Il governatore ha risposto immediatamente all’appello del sindaco Diego Ferrara e dei residenti, riuniti nel comitato di quartiere nato a seguito degli sgomberi di case e di due scuole. Il riconoscimento dello stato di emergenza anche per il quartiere Santa Maria consentirebbe di attingere a risorse importanti per portare avanti interventi di consolidamento in questo versante della collina «senza attendere eventi calamitosi che potrebbero anche causare tragedie», ha specificato Marsilio. Ad accoglierlo, una platea formata da diversi cittadini che hanno insistito anche sull’importanza di ristori per le famiglie che hanno dovuto lasciare i loro alloggi, e una rappresentanza di amministratori teatini. Oltre al sindaco Ferrara, infatti, erano presenti tra gli altri il vicesindaco Paolo De Cesare, il consigliere delegato alla protezione civile Vincenzo Ginefra, il funzionario comunale Tommaso Colella e l’ex assessore regionale Mauro Febbo.

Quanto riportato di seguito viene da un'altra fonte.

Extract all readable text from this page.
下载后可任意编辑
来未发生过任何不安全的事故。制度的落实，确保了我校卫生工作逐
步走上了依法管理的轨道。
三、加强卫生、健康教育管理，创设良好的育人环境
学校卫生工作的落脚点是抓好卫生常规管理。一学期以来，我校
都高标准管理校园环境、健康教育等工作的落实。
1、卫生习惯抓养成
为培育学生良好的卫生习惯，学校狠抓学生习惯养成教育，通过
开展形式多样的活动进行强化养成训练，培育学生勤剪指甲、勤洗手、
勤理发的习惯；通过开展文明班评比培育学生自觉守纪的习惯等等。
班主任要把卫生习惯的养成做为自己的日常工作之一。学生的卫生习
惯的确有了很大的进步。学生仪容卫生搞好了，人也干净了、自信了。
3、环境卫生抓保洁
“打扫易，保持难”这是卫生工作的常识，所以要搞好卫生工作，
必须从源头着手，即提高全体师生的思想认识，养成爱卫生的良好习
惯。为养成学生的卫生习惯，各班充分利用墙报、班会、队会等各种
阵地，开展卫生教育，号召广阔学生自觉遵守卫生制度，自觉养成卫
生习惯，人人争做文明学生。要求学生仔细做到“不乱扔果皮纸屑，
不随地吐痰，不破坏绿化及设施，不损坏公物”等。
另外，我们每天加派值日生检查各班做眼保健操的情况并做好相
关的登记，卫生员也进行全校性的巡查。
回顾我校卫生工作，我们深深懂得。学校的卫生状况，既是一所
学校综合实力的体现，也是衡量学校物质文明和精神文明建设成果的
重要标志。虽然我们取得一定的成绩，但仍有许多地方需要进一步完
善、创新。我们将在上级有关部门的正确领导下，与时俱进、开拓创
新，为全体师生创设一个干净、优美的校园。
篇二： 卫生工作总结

«Siamo lieti che Marsilio abbia risposto subito al nostro appello, riconoscendo l’urgenza e la gravità della situazione di Chieti», commenta il sindaco, «accogliamo con piacere anche il fatto che come presidente della Regione abbia preso degli impegni concreti e seri con noi, dopo aver toccato con mano le condizioni della collina vulnerabile, primo fra tutti quello di attivare la filiera istituzionale per reperire risorse nazionali ed europee per consentirci di agire in modo ampio e tempestivo. Noi faremo la nostra parte, continuando l’opera di monitoraggio e azione che abbiamo iniziato sin dal primo giorno di amministrazione anche sul dissesto idrogeologico». A breve, specifica il primo cittadini, sarà affidato l’incarico a un geologo per lo studio necessario all’aggiornamento del Pai, Piano di assetto idrogeologico, che attende da anni di essere attualizzato. «Un passaggio importantissimo per lo stato di emergenza e anche per attivare altri canali di finanziamento», prosegue Ferrara, «ci sono persone e famiglie che hanno perso la casa e che dovranno avere dei ristori, cosa possibile solo se verrà confermata ufficialmente la gravità della situazione e se si attivano tutte le istituzioni. Noi ci siamo, c’è anche la Regione, ora manca solo il governo e veglieremo affinché risponda al nostro appello».